9.-Viagra pour les femmes. La science nous informe que le célèbre médicament Viagra a des effets non seulement sur les hommes, en les préparant pour un marathon sexuel exceptionnel, mais aussi sur les femmes qui souffrent de diverses dysfonctions sexuelles (de la libido, de l’excitation ou de l’orgasme). Les recherches déroulées ont constaté des améliorations de la qualité de la vie intime pour un pourcentage de 72% des personnes qui se sont administré le traitement adéquat, bien sûr, sous surveillance médicale de spécialité.

10.-Le moment opportun pour le sexe. Il est vrai que les femmes jouissent, durant un mois, d’intervalles favorables ou leur libido s’active naturellement, sans que leurs partenaires soient obligés de les "séduire" par des démonstrations préalables d’amour et "héroïsme".

Malgré cela, d’habitude, l’état d’excitation (féminine) s’installe une fois l’acte sexuel démarre et pas avant. En d’autres mots, "l’appétit vient en mangeant". Par conséquent, attendre la floraison des sens comme les fleurs attendent l’arrivée du printemps, pour "attaquer" ensuite ce n’est qu’une perte de temps et occasions, qui peuvent survenir n’importe quand, n’importe où et n’importe comment, pour autant qu’il existe le désir de transformer la partenaire, de "froide" et préoccupée par l’épisode numéro 4.588 de la série télévisée préférée en "chaude et intéressée par ce que les pantalons cachent à l’intérieur".

11.-Astuces pour prolonger l’acte sexuel. Compte tenu de leur durée, les rapports sexuels peuvent apporter le sourire aux lèvres, des visites médicales ou des arguments pour un éventuel divorce. Parce que la vérité c’est que le facteur temps joue un rôle crucial. Les études affirment que l’intervalle moyen d’un épisode érotique européen est de 16 minutes, tandis que le même épisode sur le territoire américain se résume à 7 (il est évident que sur le continent d’oncle Sam, le temps c’est de l’argent).

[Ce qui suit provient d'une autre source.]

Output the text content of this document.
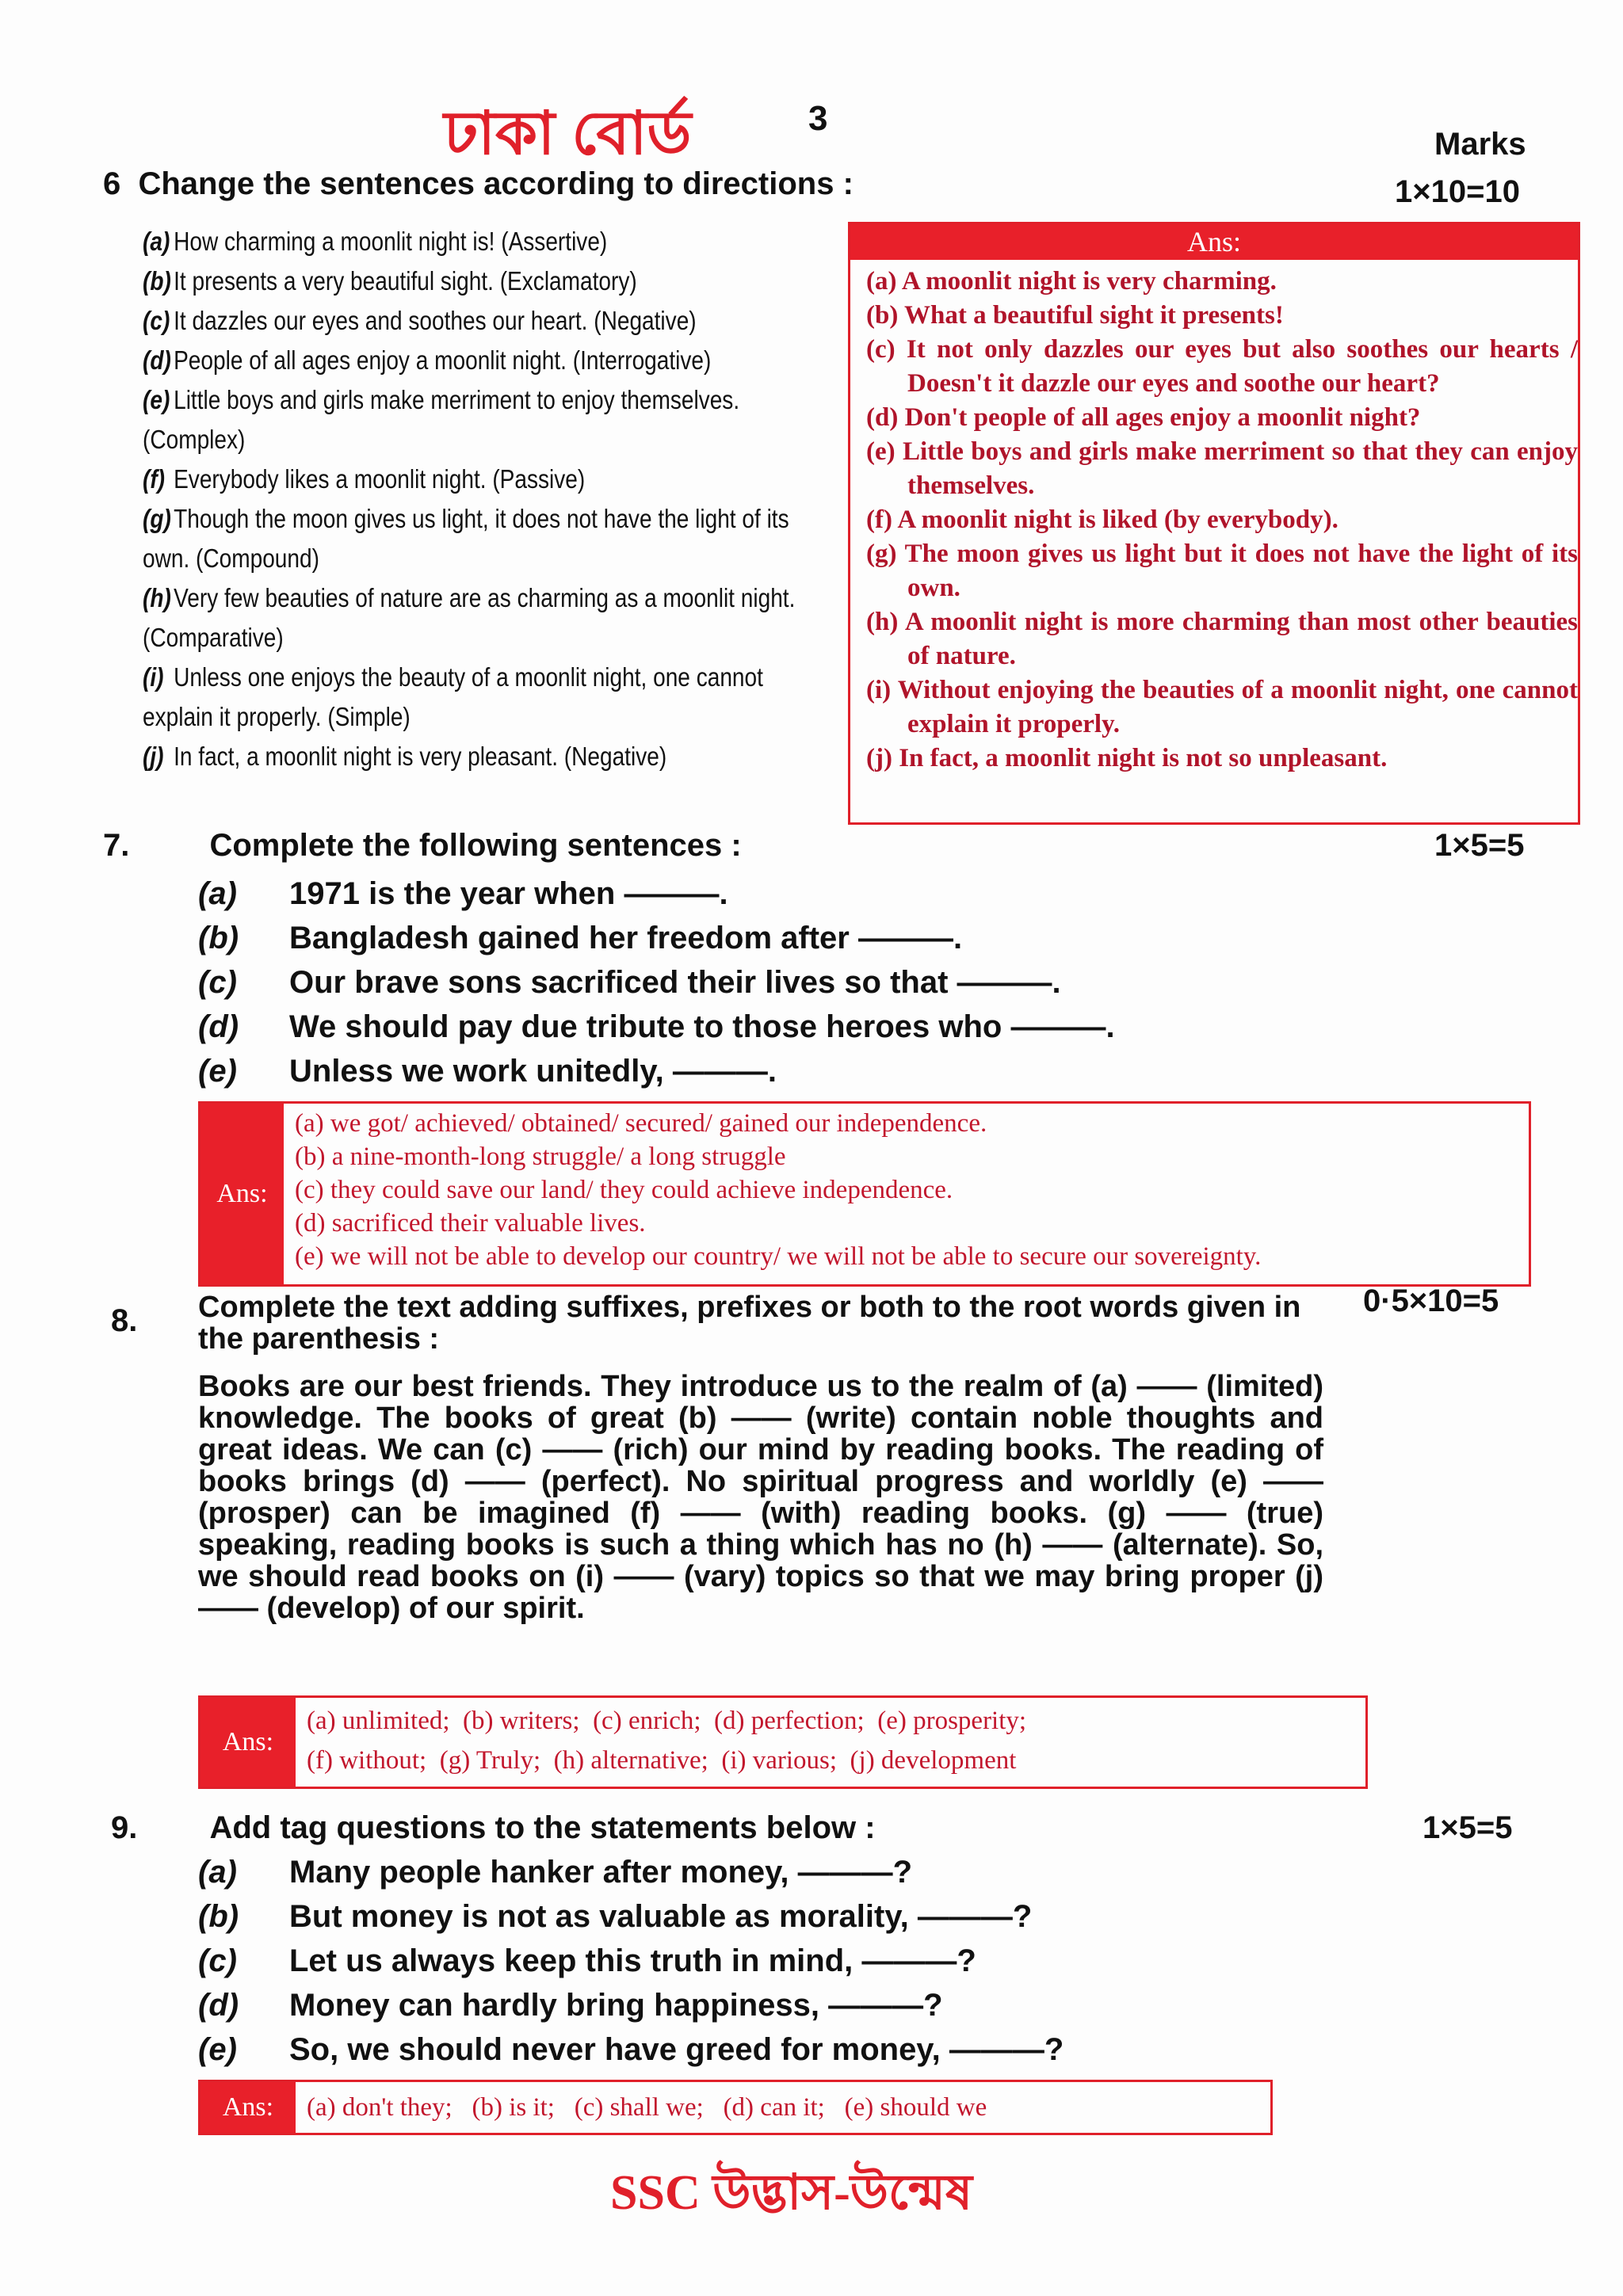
ঢাকা বোর্ড	3
Marks
6 Change the sentences according to directions :	1×10=10
(a) How charming a moonlit night is! (Assertive)
(b)It presents a very beautiful sight. (Exclamatory)
(c) It dazzles our eyes and soothes our heart. (Negative)
(d)People of all ages enjoy a moonlit night. (Interrogative)
(e) Little boys and girls make merriment to enjoy themselves. (Complex)
(f) Everybody likes a moonlit night. (Passive)
(g)Though the moon gives us light, it does not have the light of its own. (Compound)
(h)Very few beauties of nature are as charming as a moonlit night. (Comparative)
(i) Unless one enjoys the beauty of a moonlit night, one cannot explain it properly. (Simple)
(j) In fact, a moonlit night is very pleasant. (Negative)
Ans:
(a) A moonlit night is very charming.
(b) What a beautiful sight it presents!
(c) It not only dazzles our eyes but also soothes our hearts / Doesn't it dazzle our eyes and soothe our heart?
(d) Don't people of all ages enjoy a moonlit night?
(e) Little boys and girls make merriment so that they can enjoy themselves.
(f) A moonlit night is liked (by everybody).
(g) The moon gives us light but it does not have the light of its own.
(h) A moonlit night is more charming than most other beauties of nature.
(i) Without enjoying the beauties of a moonlit night, one cannot explain it properly.
(j) In fact, a moonlit night is not so unpleasant.
7.	Complete the following sentences :	1×5=5
(a) 1971 is the year when ———.
(b) Bangladesh gained her freedom after ———.
(c) Our brave sons sacrificed their lives so that ———.
(d) We should pay due tribute to those heroes who ———.
(e) Unless we work unitedly, ———.
Ans:
(a) we got/ achieved/ obtained/ secured/ gained our independence.
(b) a nine-month-long struggle/ a long struggle
(c) they could save our land/ they could achieve independence.
(d) sacrificed their valuable lives.
(e) we will not be able to develop our country/ we will not be able to secure our sovereignty.
8. Complete the text adding suffixes, prefixes or both to the root words given in the parenthesis :
0·5×10=5
Books are our best friends. They introduce us to the realm of (a) —— (limited) knowledge. The books of great (b) —— (write) contain noble thoughts and great ideas. We can (c) —— (rich) our mind by reading books. The reading of books brings (d) —— (perfect). No spiritual progress and worldly (e) —— (prosper) can be imagined (f) —— (with) reading books. (g) —— (true) speaking, reading books is such a thing which has no (h) —— (alternate). So, we should read books on (i) —— (vary) topics so that we may bring proper (j) —— (develop) of our spirit.
Ans:
(a) unlimited;  (b) writers;  (c) enrich;  (d) perfection;  (e) prosperity;
(f) without;  (g) Truly;  (h) alternative;  (i) various;  (j) development
9. Add tag questions to the statements below :	1×5=5
(a) Many people hanker after money, ———?
(b) But money is not as valuable as morality, ———?
(c) Let us always keep this truth in mind, ———?
(d) Money can hardly bring happiness, ———?
(e) So, we should never have greed for money, ———?
Ans:	(a) don't they;   (b) is it;   (c) shall we;   (d) can it;   (e) should we
SSC উদ্ভাস-উন্মেষ
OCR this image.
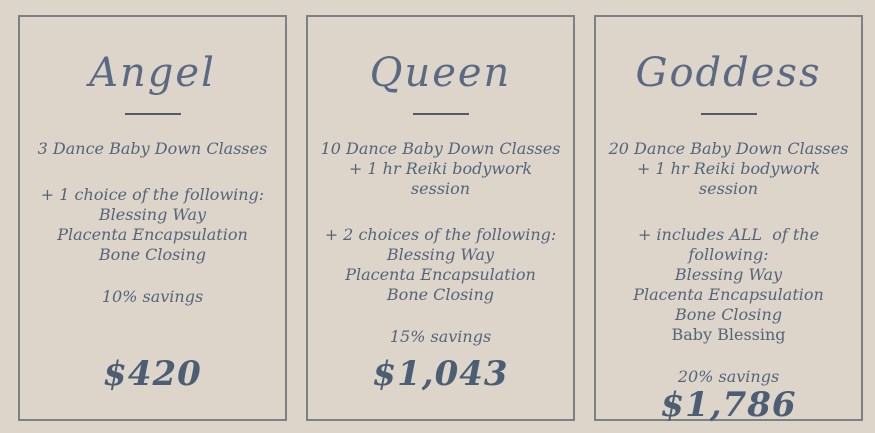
Angel
3 Dance Baby Down Classes
+ 1 choice of the following:
Blessing Way
Placenta Encapsulation
Bone Closing
10% savings
$420
Queen
10 Dance Baby Down Classes
+ 1 hr Reiki bodywork session
+ 2 choices of the following:
Blessing Way
Placenta Encapsulation
Bone Closing
15% savings
$1,043
Goddess
20 Dance Baby Down Classes
+ 1 hr Reiki bodywork session
+ includes ALL  of the following:
Blessing Way
Placenta Encapsulation
Bone Closing
Baby Blessing
20% savings
$1,786
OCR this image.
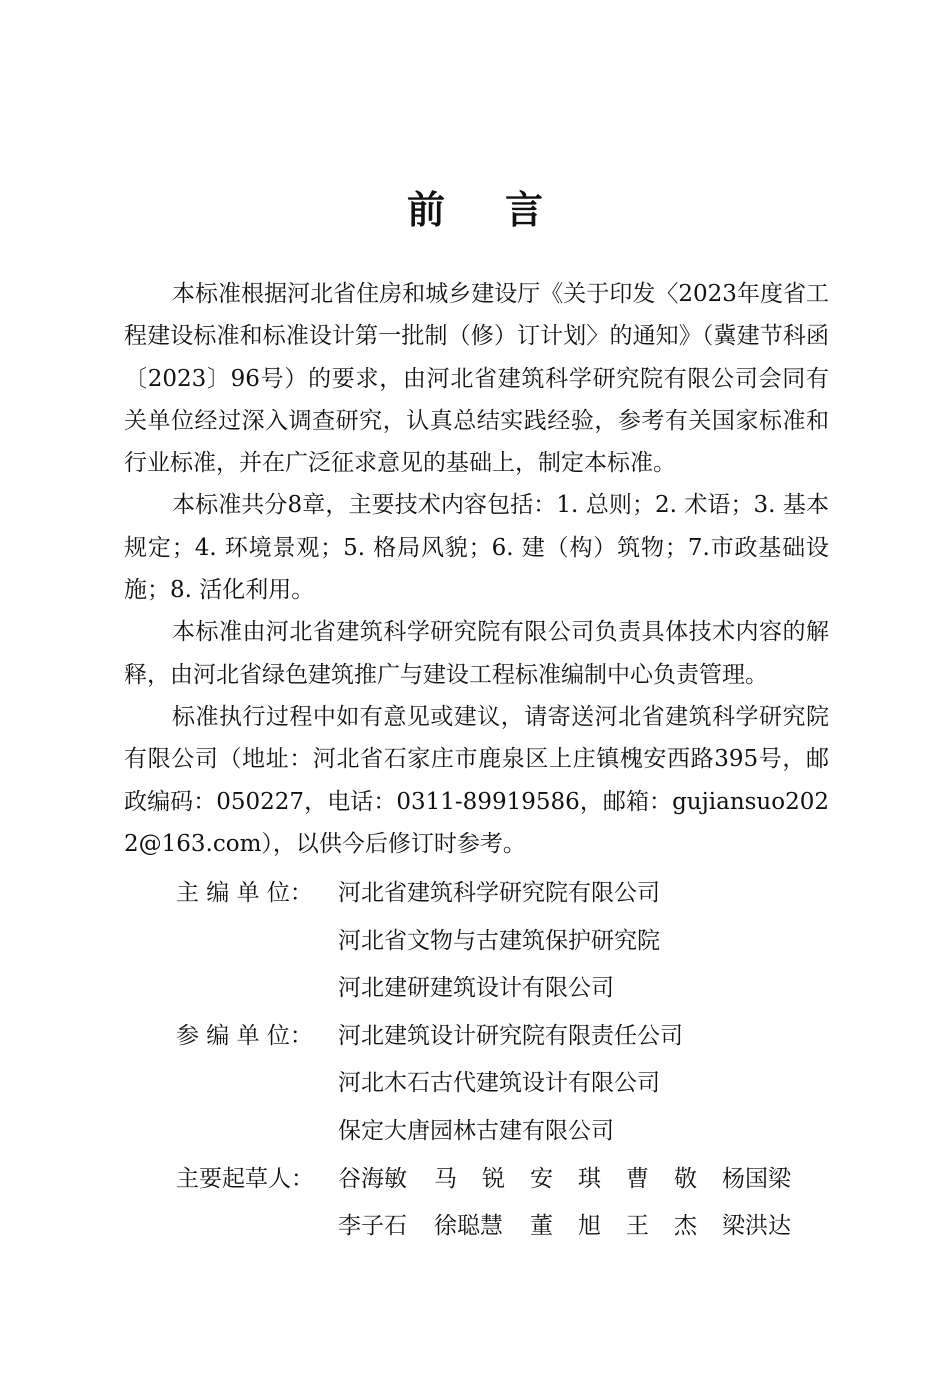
前 言

本标准根据河北省住房和城乡建设厅《关于印发〈2023年度省工程建设标准和标准设计第一批制（修）订计划〉的通知》（冀建节科函〔2023〕96号）的要求，由河北省建筑科学研究院有限公司会同有关单位经过深入调查研究，认真总结实践经验，参考有关国家标准和行业标准，并在广泛征求意见的基础上，制定本标准。

本标准共分8章，主要技术内容包括：1. 总则；2. 术语；3. 基本规定；4. 环境景观；5. 格局风貌；6. 建（构）筑物；7.市政基础设施；8. 活化利用。

本标准由河北省建筑科学研究院有限公司负责具体技术内容的解释，由河北省绿色建筑推广与建设工程标准编制中心负责管理。

标准执行过程中如有意见或建议，请寄送河北省建筑科学研究院有限公司（地址：河北省石家庄市鹿泉区上庄镇槐安西路395号，邮政编码：050227，电话：0311-89919586，邮箱：gujiansuo2022@163.com），以供今后修订时参考。

主 编 单 位：	河北省建筑科学研究院有限公司
河北省文物与古建筑保护研究院
河北建研建筑设计有限公司
参 编 单 位：	河北建筑设计研究院有限责任公司
河北木石古代建筑设计有限公司
保定大唐园林古建有限公司
主要起草人：	谷海敏	马	锐	安	琪	曹	敬	杨国梁
李子石	徐聪慧 董	旭	王	杰	梁洪达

Il parait donc que tout le monde n’est pas aussi chanceux. Il y a pourtant à cela une part positive incontestable, notamment les solutions qu’on peut trouver pour chaque situation, et dans ce cas, la performance peut être prolongée par un astuce simple et efficace: lorsque les choses semblent toucher à leur "fin" (il y en a pas mal de "signes" qui annonce cela) on prend la base du pénis entre l’index et le pouce (unis circulairement pour former une sorte d’ "anneau") et on serre assez fort, pour quelques secondes salvatrices. L’effet? Encore une "reprise".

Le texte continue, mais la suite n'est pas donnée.